Executions back on for Texas

HUNTSVILLE, TX INTERACTIVE: Go inside the death chamber

In a ruling late Monday, the state's highest criminal court refused to stop the scheduled execution of Karl Eugene Chamberlain, set to die Wednesday for the rape-slaying of a woman in Dallas in 1991.

The same issues successfully worked last week for another condemned Texas inmate, Derrick Sonnier, who avoided the death chamber about 90 minutes before he would have become the first prisoner in Texas executed in nearly nine months.

In his appeal, Chamberlain argued the chemicals used by Texas prison officials during lethal injections "would violate his Eighth Amendment right against cruel and unusual punishment," according to the court ruling.

"We have reviewed (Chamberlain's) subsequent application and find that it should be dismissed," the court said.

Two of the court's nine judges dissented.

Similarly, the court denied at least two other appeals and a motion for a stay of execution.

David Schulman, an attorney for Chamberlain, said Monday evening he hoped the issue could be pursued in the federal courts but was uncertain whether he would file such an appeal.

"We'll see what happens (Tuesday)," he said.

Other lawyers for Chamberlain already had appeals raising other issues before the U.S. Supreme Court even before the Texas court ruled on the lethal injection claim.

Monday's ruling also would appear to clear the way for a new execution date to be set for Sonnier, condemned for the slaying of a suburban Houston woman and her young son some 17 years ago.

Chamberlain was arrested five years after Felicia Prechtl was raped and fatally shot at her East Dallas apartment after his thumbprint was lifted from a roll of duct tape used to bind the 30-year-old single mom. He lived in the same apartment complex at the time. Chamberlain's fingerprints got into a police database after he was arrested for a robbery in Houston and wound up on probation.

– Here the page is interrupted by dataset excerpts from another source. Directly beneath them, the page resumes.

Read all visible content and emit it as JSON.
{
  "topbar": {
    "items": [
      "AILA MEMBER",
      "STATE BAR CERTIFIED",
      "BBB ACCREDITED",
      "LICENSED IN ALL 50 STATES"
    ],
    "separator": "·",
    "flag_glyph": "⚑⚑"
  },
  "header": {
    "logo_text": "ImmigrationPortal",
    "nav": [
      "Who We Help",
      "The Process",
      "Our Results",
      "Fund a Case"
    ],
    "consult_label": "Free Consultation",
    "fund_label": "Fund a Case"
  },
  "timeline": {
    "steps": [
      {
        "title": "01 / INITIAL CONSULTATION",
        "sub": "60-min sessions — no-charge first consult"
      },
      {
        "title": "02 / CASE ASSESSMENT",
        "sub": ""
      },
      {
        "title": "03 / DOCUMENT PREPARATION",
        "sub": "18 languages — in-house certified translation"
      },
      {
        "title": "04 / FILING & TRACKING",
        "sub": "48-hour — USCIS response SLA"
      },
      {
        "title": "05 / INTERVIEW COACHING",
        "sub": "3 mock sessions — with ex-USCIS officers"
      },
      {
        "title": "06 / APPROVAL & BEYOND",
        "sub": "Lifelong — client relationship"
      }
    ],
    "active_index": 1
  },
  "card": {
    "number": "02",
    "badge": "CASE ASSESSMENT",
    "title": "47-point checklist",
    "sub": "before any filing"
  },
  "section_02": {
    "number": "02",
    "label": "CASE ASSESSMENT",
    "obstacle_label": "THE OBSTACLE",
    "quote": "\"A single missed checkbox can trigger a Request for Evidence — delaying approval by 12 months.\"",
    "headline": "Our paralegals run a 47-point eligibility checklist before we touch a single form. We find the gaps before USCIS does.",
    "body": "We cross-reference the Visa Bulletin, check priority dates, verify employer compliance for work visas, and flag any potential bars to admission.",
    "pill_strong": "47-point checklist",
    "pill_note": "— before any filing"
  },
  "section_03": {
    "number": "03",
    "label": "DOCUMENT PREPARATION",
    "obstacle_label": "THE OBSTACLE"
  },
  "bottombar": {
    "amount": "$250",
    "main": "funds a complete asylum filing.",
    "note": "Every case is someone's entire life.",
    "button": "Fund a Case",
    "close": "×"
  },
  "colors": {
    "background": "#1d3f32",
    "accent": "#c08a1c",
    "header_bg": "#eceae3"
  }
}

Chamberlain, whose confession to police was part of the evidence against him, has not denied his involvement in the woman's death.

"I'm not trying to excuse my crime or justify my actions," Chamberlain, who would turn 38 later this month, said recently from death row. "It was a horrible mistake.

"My greatest regret is going down there and not killing myself."

Prechtl's brother and his girlfriend had taken her 5-year-old son to a video store to get a movie while she got ready to go out on a date. Chamberlain knocked on her door to borrow some sugar. Then he returned with a rifle and attacked and shot her. When Prechtl's son and babysitters returned home, they found her body.

Executions in Texas and elsewhere in the nation were on hold since late September after two Kentucky prisoners challenged the constitutionality of lethal injection procedures. Then when the Supreme Court in April upheld the method, the de facto moratorium was lifted and executions were allowed to resum, although Sonnier's set for last week in Texas was halted with a reprieve from the Court of Criminal Appeals.

Sonnier's appeal cited a then-unresolved case before the Texas Court of Criminal Appeals in seeking his reprieve.

Chamberlain's execution would be the sixth this year nationally. He's among at least 13 condemned Texas prisoners with execution dates in the coming few months.